Ben Hunt is a writer.
More precisely, Ben Hunt is a thinker who writes. Extraordinarily well, as it happens.
There are thinkers who don’t write - Socrates springs to mind - but they tend to end up in lunatic asylums and writers who don’t think - most journalists for instance, but by and large the category of “writers” is an almost perfect subset of “thinkers”. I am not going to hazard a guess as to what proportion the category of “thinkers” represents in our species of which it is a wholly subordinate sub -category, but let us assume that there exists a substantial remainder who do neither. (And for “write” we can substitute “create” in any form, just in case the artists, sculptors et al start to get on my case.)
But Ben Hunt is a writer. And a damn good one, if I hadn’t already mentioned it. Ben and his parter Rusty Guinn, who is also a writer and a damned good one, publish their thinking on website called Epsilon Theory which Ben launched exactly ten years ago to the week with his first piece, pretentiously entitled “Manifesto”. The Manifesto sets out the particular aim of the enterprise that started as a website with one essay set up by an erstwhile game theory professor turned hedge fund manager turned ex-hedge fund manager into.. well, a writer, I guess. Here is the essence:
Our times require an investment and risk management perspective that is fluent in econometrics but is equally grounded in game theory, history, and behavioral analysis. Epsilon Theory is my attempt to lay the foundation for such a perspective.
The name comes from the fundamental regression equation of modern portfolio management: y = α + β+ ε where the return of a security (y) is equal to its idiosyncratic factors (alpha) plus its co-movement with relevant market indices (beta) plus everything else (epsilon).
further down the essay - sorry, Manifesto - or, in his current, more humble understated parlance, better befitting his Yoda-like status amongst the thinking elite, “note”, we find the expansion of “epsilon” thus
Instead, I think we should be looking outside the confines of factor-based investment analysis. We can’t squeeze much more juice out of the alpha fruit, and we know that beta gives no sustenance to the active investor. But what about epsilon? What about ε? We pejoratively call this an “error” term, and the goal in any applied econometric exercise is to make this term as small and inconsequential as possible. That makes perfect sense if we are trying to predict the future states of, say, decaying nuclear particles, where it seems unlikely that there is any agency or causal process outside of the particles themselves (i.e., outside the physical universe). But it makes no sense at all if we are investigating a social phenomenon such as a financial market, where strategic human behavior and decision making play a crucial role, but a role largely exogenous to the observed characteristics of the financial universe.

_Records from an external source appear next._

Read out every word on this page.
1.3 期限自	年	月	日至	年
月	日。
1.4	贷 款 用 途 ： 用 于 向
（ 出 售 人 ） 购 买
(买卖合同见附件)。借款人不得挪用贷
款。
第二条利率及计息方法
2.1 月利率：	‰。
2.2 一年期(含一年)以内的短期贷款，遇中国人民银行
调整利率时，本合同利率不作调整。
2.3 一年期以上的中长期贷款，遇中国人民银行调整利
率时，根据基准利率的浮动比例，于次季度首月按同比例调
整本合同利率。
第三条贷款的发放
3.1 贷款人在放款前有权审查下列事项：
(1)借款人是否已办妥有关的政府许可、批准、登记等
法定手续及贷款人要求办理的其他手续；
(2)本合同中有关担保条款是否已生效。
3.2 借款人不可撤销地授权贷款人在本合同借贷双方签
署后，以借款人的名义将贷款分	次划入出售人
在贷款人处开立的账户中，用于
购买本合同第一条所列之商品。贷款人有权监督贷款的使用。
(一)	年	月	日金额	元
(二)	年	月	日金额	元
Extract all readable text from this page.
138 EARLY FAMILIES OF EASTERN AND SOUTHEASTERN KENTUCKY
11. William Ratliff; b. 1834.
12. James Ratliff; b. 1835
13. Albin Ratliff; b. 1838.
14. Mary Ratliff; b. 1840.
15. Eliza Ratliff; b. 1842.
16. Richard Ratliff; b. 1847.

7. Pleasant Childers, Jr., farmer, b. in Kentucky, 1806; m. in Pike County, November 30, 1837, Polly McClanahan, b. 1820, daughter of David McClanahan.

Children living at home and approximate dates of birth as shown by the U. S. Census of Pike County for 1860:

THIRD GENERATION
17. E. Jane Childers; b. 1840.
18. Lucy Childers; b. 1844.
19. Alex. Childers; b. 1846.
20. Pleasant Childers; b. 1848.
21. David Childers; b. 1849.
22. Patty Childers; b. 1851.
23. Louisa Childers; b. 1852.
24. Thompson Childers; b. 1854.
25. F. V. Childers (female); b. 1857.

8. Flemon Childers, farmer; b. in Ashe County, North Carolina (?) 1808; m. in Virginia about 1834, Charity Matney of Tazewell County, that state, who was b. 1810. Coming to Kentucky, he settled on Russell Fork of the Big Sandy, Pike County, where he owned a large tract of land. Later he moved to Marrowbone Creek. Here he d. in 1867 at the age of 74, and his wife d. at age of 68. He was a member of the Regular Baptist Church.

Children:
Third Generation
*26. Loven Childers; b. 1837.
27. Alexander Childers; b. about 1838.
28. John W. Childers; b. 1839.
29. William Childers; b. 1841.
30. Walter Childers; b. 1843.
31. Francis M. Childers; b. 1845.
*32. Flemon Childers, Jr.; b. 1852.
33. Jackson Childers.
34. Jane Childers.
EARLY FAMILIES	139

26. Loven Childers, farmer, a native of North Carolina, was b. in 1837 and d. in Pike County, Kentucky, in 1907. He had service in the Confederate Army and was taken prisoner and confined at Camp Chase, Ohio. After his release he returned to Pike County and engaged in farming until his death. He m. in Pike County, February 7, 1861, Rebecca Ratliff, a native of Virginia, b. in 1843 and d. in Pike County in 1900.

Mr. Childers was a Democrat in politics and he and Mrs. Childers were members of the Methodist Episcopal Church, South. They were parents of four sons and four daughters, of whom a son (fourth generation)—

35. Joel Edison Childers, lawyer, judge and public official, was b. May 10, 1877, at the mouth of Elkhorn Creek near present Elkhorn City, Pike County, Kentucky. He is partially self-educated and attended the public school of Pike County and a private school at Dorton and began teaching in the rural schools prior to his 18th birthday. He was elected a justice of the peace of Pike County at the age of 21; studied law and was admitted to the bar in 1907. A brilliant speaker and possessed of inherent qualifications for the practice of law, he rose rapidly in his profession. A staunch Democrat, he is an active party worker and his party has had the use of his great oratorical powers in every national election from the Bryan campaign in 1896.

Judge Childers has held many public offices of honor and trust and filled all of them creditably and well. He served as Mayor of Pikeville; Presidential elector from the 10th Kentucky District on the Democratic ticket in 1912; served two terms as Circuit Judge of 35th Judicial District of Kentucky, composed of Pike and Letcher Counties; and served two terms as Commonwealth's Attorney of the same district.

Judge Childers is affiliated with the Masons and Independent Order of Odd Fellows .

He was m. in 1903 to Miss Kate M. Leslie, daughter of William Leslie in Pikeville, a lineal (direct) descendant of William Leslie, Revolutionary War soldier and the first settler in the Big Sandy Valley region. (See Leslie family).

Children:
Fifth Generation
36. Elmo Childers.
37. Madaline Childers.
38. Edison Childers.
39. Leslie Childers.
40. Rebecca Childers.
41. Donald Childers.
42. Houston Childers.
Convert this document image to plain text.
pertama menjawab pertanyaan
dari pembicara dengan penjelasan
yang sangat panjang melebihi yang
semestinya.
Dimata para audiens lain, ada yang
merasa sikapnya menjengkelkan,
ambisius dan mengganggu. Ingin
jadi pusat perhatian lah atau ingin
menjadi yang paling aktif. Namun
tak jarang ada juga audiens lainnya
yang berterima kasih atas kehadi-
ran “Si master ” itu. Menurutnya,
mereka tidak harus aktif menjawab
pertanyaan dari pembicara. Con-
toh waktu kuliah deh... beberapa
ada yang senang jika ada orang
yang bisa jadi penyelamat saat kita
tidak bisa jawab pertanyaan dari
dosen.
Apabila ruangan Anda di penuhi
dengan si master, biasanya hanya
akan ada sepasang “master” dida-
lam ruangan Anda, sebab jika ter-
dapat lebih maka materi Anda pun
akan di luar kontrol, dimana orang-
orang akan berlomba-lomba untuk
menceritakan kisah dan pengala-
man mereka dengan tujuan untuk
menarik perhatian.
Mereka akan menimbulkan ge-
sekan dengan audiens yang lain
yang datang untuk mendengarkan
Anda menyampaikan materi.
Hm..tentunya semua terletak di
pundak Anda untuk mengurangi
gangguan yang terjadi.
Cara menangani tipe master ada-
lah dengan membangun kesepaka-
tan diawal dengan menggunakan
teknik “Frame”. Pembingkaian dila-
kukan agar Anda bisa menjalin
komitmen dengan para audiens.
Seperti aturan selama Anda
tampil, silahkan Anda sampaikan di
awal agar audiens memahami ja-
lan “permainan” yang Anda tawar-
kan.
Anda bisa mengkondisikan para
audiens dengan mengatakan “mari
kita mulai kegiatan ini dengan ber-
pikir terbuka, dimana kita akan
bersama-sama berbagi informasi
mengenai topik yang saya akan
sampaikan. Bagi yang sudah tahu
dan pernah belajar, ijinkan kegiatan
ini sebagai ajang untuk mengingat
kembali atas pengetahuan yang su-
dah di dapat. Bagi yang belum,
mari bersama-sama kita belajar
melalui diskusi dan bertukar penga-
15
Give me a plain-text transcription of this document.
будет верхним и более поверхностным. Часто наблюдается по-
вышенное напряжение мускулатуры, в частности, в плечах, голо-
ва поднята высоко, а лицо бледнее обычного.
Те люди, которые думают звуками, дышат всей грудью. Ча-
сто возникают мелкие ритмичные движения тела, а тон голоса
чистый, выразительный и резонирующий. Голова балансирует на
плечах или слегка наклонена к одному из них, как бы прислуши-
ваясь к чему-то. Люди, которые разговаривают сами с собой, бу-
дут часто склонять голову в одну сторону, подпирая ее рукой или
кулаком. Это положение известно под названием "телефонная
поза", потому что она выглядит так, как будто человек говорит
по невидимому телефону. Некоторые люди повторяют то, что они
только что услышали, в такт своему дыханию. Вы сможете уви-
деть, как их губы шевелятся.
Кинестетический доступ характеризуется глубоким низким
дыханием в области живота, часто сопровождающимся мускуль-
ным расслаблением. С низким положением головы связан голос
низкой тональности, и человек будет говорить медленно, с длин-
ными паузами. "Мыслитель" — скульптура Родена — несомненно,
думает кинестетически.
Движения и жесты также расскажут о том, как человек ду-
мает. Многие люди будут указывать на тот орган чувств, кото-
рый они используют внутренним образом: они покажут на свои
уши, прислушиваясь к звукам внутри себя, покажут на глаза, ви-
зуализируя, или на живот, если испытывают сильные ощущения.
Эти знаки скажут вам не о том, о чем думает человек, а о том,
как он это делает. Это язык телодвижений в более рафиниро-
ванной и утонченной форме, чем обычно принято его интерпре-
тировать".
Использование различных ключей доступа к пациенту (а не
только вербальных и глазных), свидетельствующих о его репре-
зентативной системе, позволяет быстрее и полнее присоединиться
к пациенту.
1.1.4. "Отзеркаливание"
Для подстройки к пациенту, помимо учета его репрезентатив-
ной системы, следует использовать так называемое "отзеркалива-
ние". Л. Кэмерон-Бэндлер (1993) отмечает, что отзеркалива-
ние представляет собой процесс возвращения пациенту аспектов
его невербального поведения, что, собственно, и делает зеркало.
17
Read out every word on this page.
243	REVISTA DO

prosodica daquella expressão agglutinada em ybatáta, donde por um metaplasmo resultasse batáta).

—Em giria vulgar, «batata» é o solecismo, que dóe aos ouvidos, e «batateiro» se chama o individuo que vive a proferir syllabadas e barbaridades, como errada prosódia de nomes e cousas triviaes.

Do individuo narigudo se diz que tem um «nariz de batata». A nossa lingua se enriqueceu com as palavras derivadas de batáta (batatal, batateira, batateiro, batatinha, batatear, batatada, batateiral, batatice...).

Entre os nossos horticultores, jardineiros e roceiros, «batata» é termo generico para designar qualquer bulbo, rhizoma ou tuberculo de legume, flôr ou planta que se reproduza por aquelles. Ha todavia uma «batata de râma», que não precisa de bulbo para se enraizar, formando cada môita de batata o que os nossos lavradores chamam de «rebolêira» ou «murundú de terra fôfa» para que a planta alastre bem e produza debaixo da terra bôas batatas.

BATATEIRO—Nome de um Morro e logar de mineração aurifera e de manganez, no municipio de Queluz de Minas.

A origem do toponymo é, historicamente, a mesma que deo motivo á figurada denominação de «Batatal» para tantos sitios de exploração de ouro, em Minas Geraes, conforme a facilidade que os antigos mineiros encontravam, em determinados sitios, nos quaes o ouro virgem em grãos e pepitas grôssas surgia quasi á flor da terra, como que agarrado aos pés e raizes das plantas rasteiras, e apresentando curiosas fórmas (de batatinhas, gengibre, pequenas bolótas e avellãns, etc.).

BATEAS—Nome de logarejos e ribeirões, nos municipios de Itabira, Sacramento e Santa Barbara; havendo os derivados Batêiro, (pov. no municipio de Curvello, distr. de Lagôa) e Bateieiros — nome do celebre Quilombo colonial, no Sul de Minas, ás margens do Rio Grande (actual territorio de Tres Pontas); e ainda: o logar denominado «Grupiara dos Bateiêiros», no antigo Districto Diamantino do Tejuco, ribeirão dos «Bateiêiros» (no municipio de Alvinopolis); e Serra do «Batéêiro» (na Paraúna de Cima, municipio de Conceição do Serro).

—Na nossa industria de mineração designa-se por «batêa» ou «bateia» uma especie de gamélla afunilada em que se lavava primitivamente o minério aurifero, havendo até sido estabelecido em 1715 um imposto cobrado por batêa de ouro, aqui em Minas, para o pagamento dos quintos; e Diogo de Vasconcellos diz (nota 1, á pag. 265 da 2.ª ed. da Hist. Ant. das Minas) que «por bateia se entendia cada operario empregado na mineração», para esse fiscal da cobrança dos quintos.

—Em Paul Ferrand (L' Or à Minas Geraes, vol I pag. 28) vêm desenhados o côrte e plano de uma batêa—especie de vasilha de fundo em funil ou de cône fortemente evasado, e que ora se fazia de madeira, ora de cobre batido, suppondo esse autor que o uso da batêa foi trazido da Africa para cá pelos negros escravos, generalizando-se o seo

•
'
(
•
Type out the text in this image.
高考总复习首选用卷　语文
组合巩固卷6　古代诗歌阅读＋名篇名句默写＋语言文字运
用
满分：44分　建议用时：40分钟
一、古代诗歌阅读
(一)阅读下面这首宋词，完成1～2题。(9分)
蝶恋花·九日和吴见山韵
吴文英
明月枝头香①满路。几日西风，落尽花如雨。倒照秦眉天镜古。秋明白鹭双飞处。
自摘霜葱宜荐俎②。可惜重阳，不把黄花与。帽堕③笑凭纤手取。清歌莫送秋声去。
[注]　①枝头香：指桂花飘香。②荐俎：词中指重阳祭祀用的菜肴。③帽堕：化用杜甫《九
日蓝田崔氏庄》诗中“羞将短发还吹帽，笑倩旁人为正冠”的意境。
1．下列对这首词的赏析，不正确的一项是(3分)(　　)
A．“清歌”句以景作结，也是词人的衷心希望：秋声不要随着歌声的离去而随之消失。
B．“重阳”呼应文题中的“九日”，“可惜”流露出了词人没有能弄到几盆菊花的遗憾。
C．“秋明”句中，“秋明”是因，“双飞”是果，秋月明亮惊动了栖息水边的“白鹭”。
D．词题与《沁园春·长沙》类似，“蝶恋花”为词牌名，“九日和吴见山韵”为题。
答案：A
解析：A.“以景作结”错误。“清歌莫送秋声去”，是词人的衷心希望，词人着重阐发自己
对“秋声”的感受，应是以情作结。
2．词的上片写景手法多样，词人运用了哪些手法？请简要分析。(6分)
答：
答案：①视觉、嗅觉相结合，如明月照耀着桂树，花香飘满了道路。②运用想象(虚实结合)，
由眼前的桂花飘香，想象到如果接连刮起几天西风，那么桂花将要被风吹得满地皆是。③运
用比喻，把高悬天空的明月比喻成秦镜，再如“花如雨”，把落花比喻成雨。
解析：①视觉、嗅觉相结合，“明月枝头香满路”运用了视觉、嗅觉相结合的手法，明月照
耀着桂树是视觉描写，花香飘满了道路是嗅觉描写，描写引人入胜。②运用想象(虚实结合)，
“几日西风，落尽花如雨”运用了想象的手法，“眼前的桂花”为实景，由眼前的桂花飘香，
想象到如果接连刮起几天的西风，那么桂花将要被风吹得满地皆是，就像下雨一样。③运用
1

It’s the epsilon term that I want to explore, because it includes anything that cannot be expressed easily in econometric terms – things like strategic decision-making and shifting behavioral preferences. Modern portfolio theory ignores these dynamic behavioral characteristics by assumption, as the epsilon term is defined as residual and random information from the perspective of the static factors nt defined within the alpha and beta terms. Because decision-making and behavioral characteristics cannot easily be expressed in the language of factors and regression, they are essentially invisible to the econometric eye.
~ Ben Hunt “Manifesto” - Epsilon Theory June 2013 [emphasis, presumptuously, mine]
So Ben in 2013 is a writer still conditioned by his experience applying his prodigious thinking ability within the financial market frame of reference, looking to expand the greek letter at the tail end of the core formula for financial asset pricing - the irreducible truth around which everything else is built - in which, to use a term favoured by economists, especially those with a PhD “all the shit we can’t explain coz we don’t have a formula for it” is compacted.